Methods: Studies were performed in 39 patients meeting the DSM-IV criteria for MDD and in 76 healthy subjects. Treatment for patients consisted of selective serotonin reuptake inhibition for 12 weeks. Whole body and cardiac sympathetic activity were examined using noradrenaline isotope dilution methodology and sympathetic nerve recording techniques. Measurement of the extraction of infused tritiated noradrenaline by the heart, and estimation of cardiac dihydroxyphenylglycol production provided direct quantification of neuronal noradrenaline reuptake.

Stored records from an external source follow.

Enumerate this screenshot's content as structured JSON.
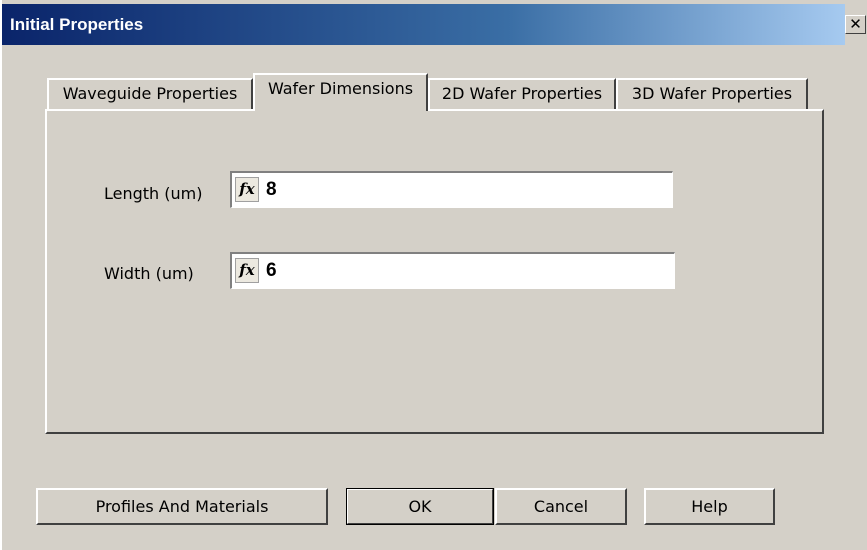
{
  "window": {
    "title": "Initial Properties",
    "close_glyph": "✕"
  },
  "tabs": [
    {
      "label": "Waveguide Properties",
      "active": false
    },
    {
      "label": "Wafer Dimensions",
      "active": true
    },
    {
      "label": "2D Wafer Properties",
      "active": false
    },
    {
      "label": "3D Wafer Properties",
      "active": false
    }
  ],
  "fields": {
    "length": {
      "label": "Length (um)",
      "icon": "fx-icon",
      "value": "8"
    },
    "width": {
      "label": "Width (um)",
      "icon": "fx-icon",
      "value": "6"
    }
  },
  "fx_glyph": "fx",
  "buttons": {
    "profiles": "Profiles And Materials",
    "ok": "OK",
    "cancel": "Cancel",
    "help": "Help"
  },
  "colors": {
    "title_start": "#0a246a",
    "title_end": "#a6caf0",
    "face": "#d4d0c8"
  }
}
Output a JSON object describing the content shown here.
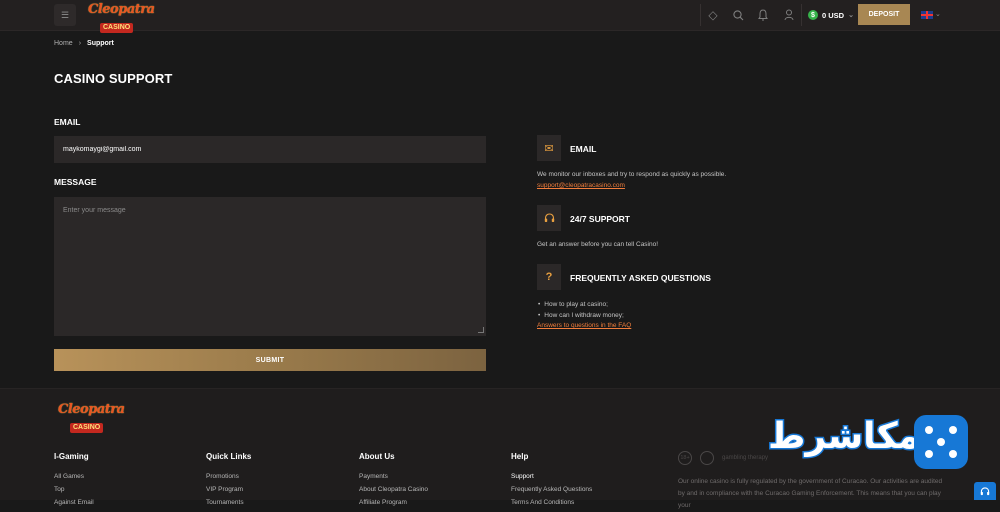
{
  "header": {
    "logo_top": "Cleopatra",
    "logo_bottom": "CASINO",
    "balance": "0 USD",
    "deposit_label": "DEPOSIT",
    "icons": [
      "menu-icon",
      "diamond-icon",
      "search-icon",
      "bell-icon",
      "user-icon",
      "dollar-coin-icon",
      "uk-flag-icon"
    ]
  },
  "breadcrumb": {
    "home": "Home",
    "current": "Support"
  },
  "page": {
    "title": "CASINO SUPPORT"
  },
  "form": {
    "email_label": "EMAIL",
    "email_value": "maykomaygi@gmail.com",
    "message_label": "MESSAGE",
    "message_placeholder": "Enter your message",
    "submit_label": "SUBMIT"
  },
  "info": {
    "email": {
      "title": "EMAIL",
      "text": "We monitor our inboxes and try to respond as quickly as possible.",
      "link": "support@cleopatracasino.com"
    },
    "support": {
      "title": "24/7 SUPPORT",
      "text": "Get an answer before you can tell Casino!"
    },
    "faq": {
      "title": "FREQUENTLY ASKED QUESTIONS",
      "items": [
        "How to play at casino;",
        "How can I withdraw money;"
      ],
      "link": "Answers to questions in the FAQ"
    }
  },
  "footer": {
    "columns": [
      {
        "title": "I-Gaming",
        "items": [
          "All Games",
          "Top",
          "Against Email"
        ]
      },
      {
        "title": "Quick Links",
        "items": [
          "Promotions",
          "VIP Program",
          "Tournaments"
        ]
      },
      {
        "title": "About Us",
        "items": [
          "Payments",
          "About Cleopatra Casino",
          "Affiliate Program"
        ]
      },
      {
        "title": "Help",
        "items": [
          "Support",
          "Frequently Asked Questions",
          "Terms And Conditions"
        ]
      }
    ],
    "badges": {
      "age": "18+",
      "gambling": "gambling therapy"
    },
    "text": "Our online casino is fully regulated by the government of Curacao. Our activities are audited by and in compliance with the Curacao Gaming Enforcement. This means that you can play your"
  },
  "watermark": {
    "text": "ضامکاشرط"
  }
}
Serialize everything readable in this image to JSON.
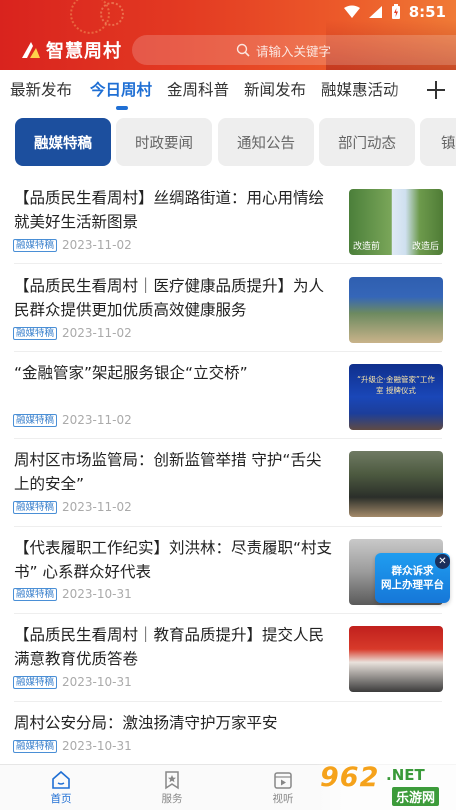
{
  "status_bar": {
    "time": "8:51"
  },
  "header": {
    "app_name": "智慧周村",
    "search_placeholder": "请输入关键字"
  },
  "channel_tabs": [
    {
      "label": "最新发布",
      "active": false
    },
    {
      "label": "今日周村",
      "active": true
    },
    {
      "label": "金周科普",
      "active": false
    },
    {
      "label": "新闻发布",
      "active": false
    },
    {
      "label": "融媒惠活动",
      "active": false
    }
  ],
  "sub_tabs": [
    {
      "label": "融媒特稿",
      "active": true
    },
    {
      "label": "时政要闻",
      "active": false
    },
    {
      "label": "通知公告",
      "active": false
    },
    {
      "label": "部门动态",
      "active": false
    },
    {
      "label": "镇",
      "active": false
    }
  ],
  "feed": [
    {
      "title": "【品质民生看周村】丝绸路街道：用心用情绘就美好生活新图景",
      "tag": "融媒特稿",
      "date": "2023-11-02",
      "thumb_labels": [
        "改造前",
        "改造后"
      ]
    },
    {
      "title": "【品质民生看周村｜医疗健康品质提升】为人民群众提供更加优质高效健康服务",
      "tag": "融媒特稿",
      "date": "2023-11-02"
    },
    {
      "title": "“金融管家”架起服务银企“立交桥”",
      "tag": "融媒特稿",
      "date": "2023-11-02",
      "thumb_banner": "“升级企·金融管家”工作室  授牌仪式"
    },
    {
      "title": "周村区市场监管局：创新监管举措  守护“舌尖上的安全”",
      "tag": "融媒特稿",
      "date": "2023-11-02"
    },
    {
      "title": "【代表履职工作纪实】刘洪林：尽责履职“村支书”  心系群众好代表",
      "tag": "融媒特稿",
      "date": "2023-10-31"
    },
    {
      "title": "【品质民生看周村｜教育品质提升】提交人民满意教育优质答卷",
      "tag": "融媒特稿",
      "date": "2023-10-31"
    },
    {
      "title": "周村公安分局：激浊扬清守护万家平安",
      "tag": "融媒特稿",
      "date": "2023-10-31"
    }
  ],
  "float_badge": {
    "line1": "群众诉求",
    "line2": "网上办理平台"
  },
  "bottom_nav": [
    {
      "label": "首页",
      "active": true
    },
    {
      "label": "服务",
      "active": false
    },
    {
      "label": "视听",
      "active": false
    }
  ],
  "watermark": {
    "number": "962",
    "suffix": ".NET",
    "cn": "乐游网"
  },
  "colors": {
    "header_red": "#d9231e",
    "accent_blue": "#1f6fd4",
    "pill_active": "#1c4f9e",
    "tag_blue": "#3a80cc"
  }
}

Results: Sympathetic activity in patients with MDD followed a bimodal distribution. Consistent with a defect in noradrenaline reuptake, the cardiac extraction of tritiated noradrenaline (0.80 ± 0.01 v 0.56 ± 0.04%, P < 0.001) and cardiac dihydroxyphenylglycol overflow (109 ± 8 v 73 ± 11, P = 0.01) were reduced in patients with MDD. SSRI therapy abolished the excessive sympathetic activation, with noradrenaline spillover falling from 518 ± 83 to 290 ± 41 ng/min, P = 0.008.
Conclusions: We have identified a subset of patients with MDD in whom sympathetic nervous activity is extraordinarily high. Treatment with an SSRI modifies sympathetic nervous activity in a manner likely to reduce cardiac risk.